The Accidental Festival last week brought various performers from across the arts to the Central School of Speech and Drama in order to showcase and celebrate various types of dance, theatre, music and performance art.
I was there at the Japanese Butoh Dance Workshop on Thursday 2nd May to get an inside experience of the festival.
Butoh is a dance form that began to take shape in 1960s Japan, born from the meeting of Tatsumi Hijikata, a choreographer, and Kazuo Ohno, a dancer. Both men felt a need to express their response to the horrors of WWII, which by the 1960s had gone far beyond the mere destruction and death of war to the cancers and psychological scars of the following generation. For the highly-political Hijitaka, this expression sought to subvert authority and challenge tradition, whilst Ohno brought to it a desire to find beauty in dark themes; the original art form that resulted was Ankoku-Buyou (translating to Dance of Darkness.) As the movement progressed, it became ‘Butoh’ and developed an aesthetic that was fragile and exposed, with dancers often wearing only a loin cloth, and painted in full body paint. This aesthetic suits the esoteric themes of the dance- death, the afterlife, spirituality- allowing the dancers to be elevated above human existence to appear as almost supernatural beings- like ghosts upon the stage.

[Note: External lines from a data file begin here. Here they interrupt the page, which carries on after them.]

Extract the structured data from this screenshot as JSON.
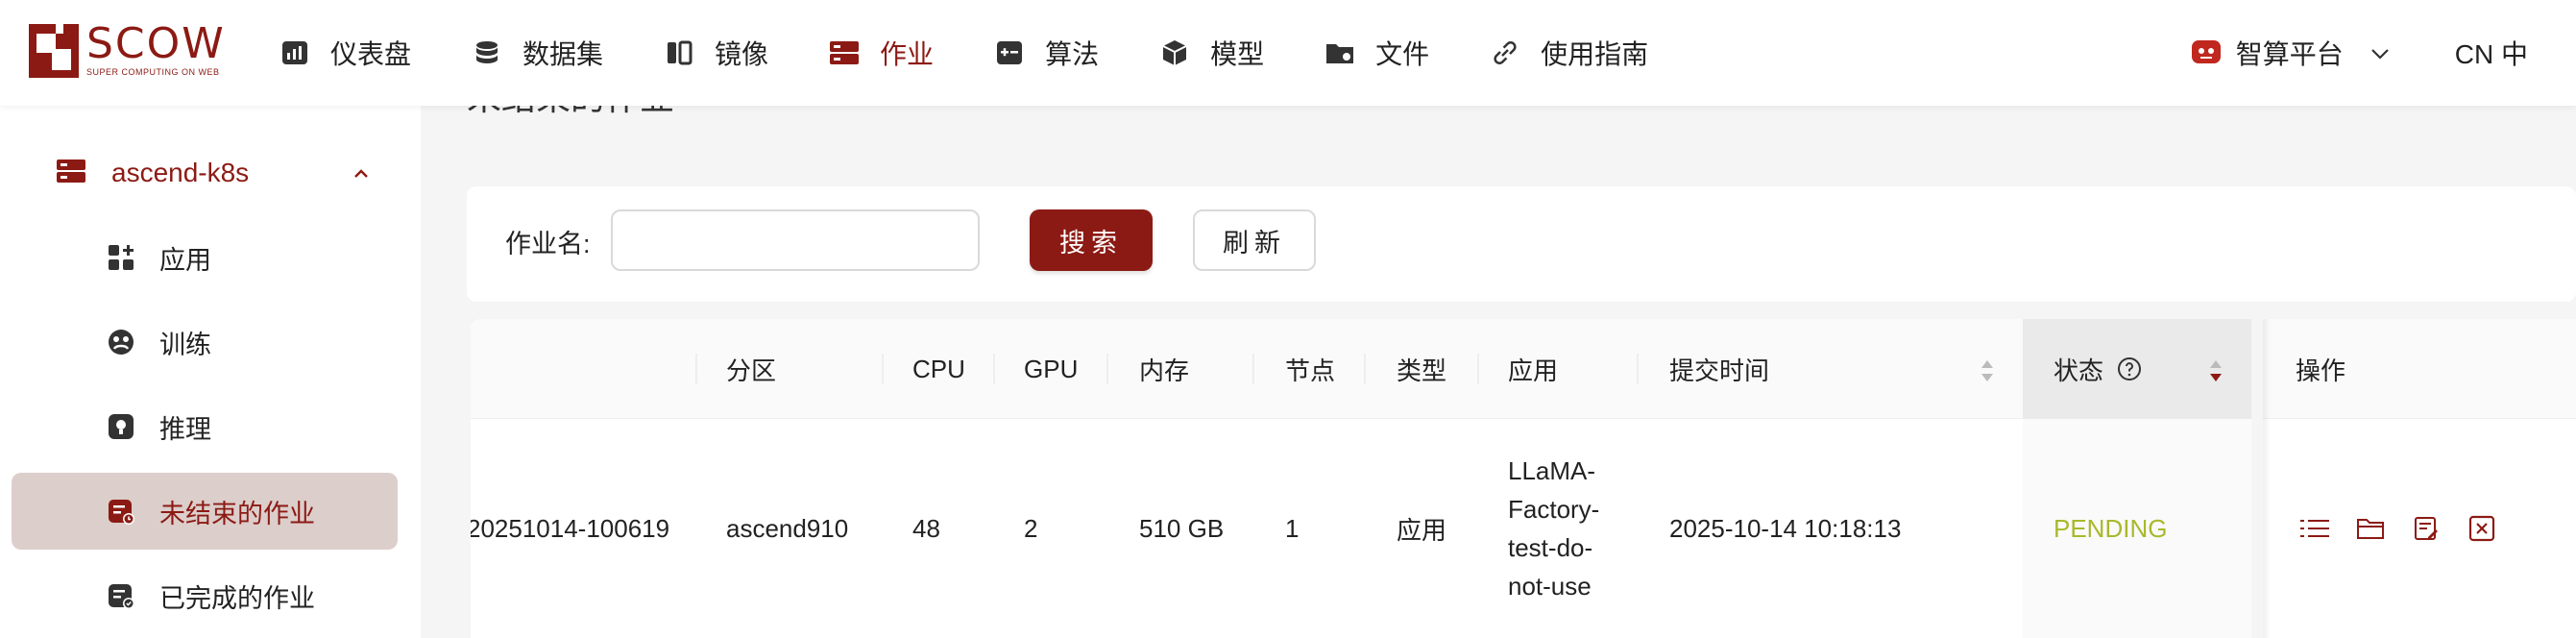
{
  "brand": {
    "name": "SCOW",
    "tagline": "SUPER COMPUTING ON WEB",
    "color": "#8c1a14"
  },
  "nav": [
    {
      "label": "仪表盘",
      "icon": "dashboard-icon"
    },
    {
      "label": "数据集",
      "icon": "database-icon"
    },
    {
      "label": "镜像",
      "icon": "image-icon"
    },
    {
      "label": "作业",
      "icon": "jobs-icon",
      "active": true
    },
    {
      "label": "算法",
      "icon": "algorithm-icon"
    },
    {
      "label": "模型",
      "icon": "cube-icon"
    },
    {
      "label": "文件",
      "icon": "folder-icon"
    },
    {
      "label": "使用指南",
      "icon": "link-icon"
    }
  ],
  "header_right": {
    "platform": "智算平台",
    "language": "CN 中"
  },
  "sidebar": {
    "cluster": "ascend-k8s",
    "items": [
      {
        "label": "应用",
        "icon": "apps-icon"
      },
      {
        "label": "训练",
        "icon": "training-icon"
      },
      {
        "label": "推理",
        "icon": "inference-icon"
      },
      {
        "label": "未结束的作业",
        "icon": "running-jobs-icon",
        "active": true
      },
      {
        "label": "已完成的作业",
        "icon": "finished-jobs-icon"
      }
    ]
  },
  "page": {
    "title": "未结束的作业"
  },
  "search": {
    "label": "作业名:",
    "value": "",
    "search_button": "搜索",
    "refresh_button": "刷新"
  },
  "table": {
    "columns": {
      "partition": "分区",
      "cpu": "CPU",
      "gpu": "GPU",
      "memory": "内存",
      "nodes": "节点",
      "type": "类型",
      "app": "应用",
      "submit_time": "提交时间",
      "status": "状态",
      "actions": "操作"
    },
    "rows": [
      {
        "name": "20251014-100619",
        "partition": "ascend910",
        "cpu": "48",
        "gpu": "2",
        "memory": "510 GB",
        "nodes": "1",
        "type": "应用",
        "app_lines": [
          "LLaMA-",
          "Factory-",
          "test-do-",
          "not-use"
        ],
        "submit_time": "2025-10-14 10:18:13",
        "status": "PENDING",
        "status_color": "#a9b82c"
      }
    ]
  }
}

I had long been drawn to the aesthetic of this dance movement but at the Accidental Festival workshop the focus was rightly upon the movement. Led by Hannah Skywalker Dancer Heart, a master of Butoh currently studying for her phd in dance theory, we were encouraged to unlock the movement from within ourselves, shedding past training and learned styles to perform in a way that was more improvisational and ‘honest’. This culminated in a ‘Life Cycle’ where we enacted our lives from birth to death, traversing the room in unison but dancing completely individually, left to find our own movement.
All in all, the class was a thorough and insightful introduction into Butoh, which in itself is an incredibly complex dance form. The workshop moved from actual dance to group discussion and Hannah was obviously emotionally invested in her craft, an attachment and passion that was incredibly infectious.
As an introduction to the Accidental Festival, this workshop was a quirky and high-quality insight into an unusual art form- and that is exactly what the festival stands for.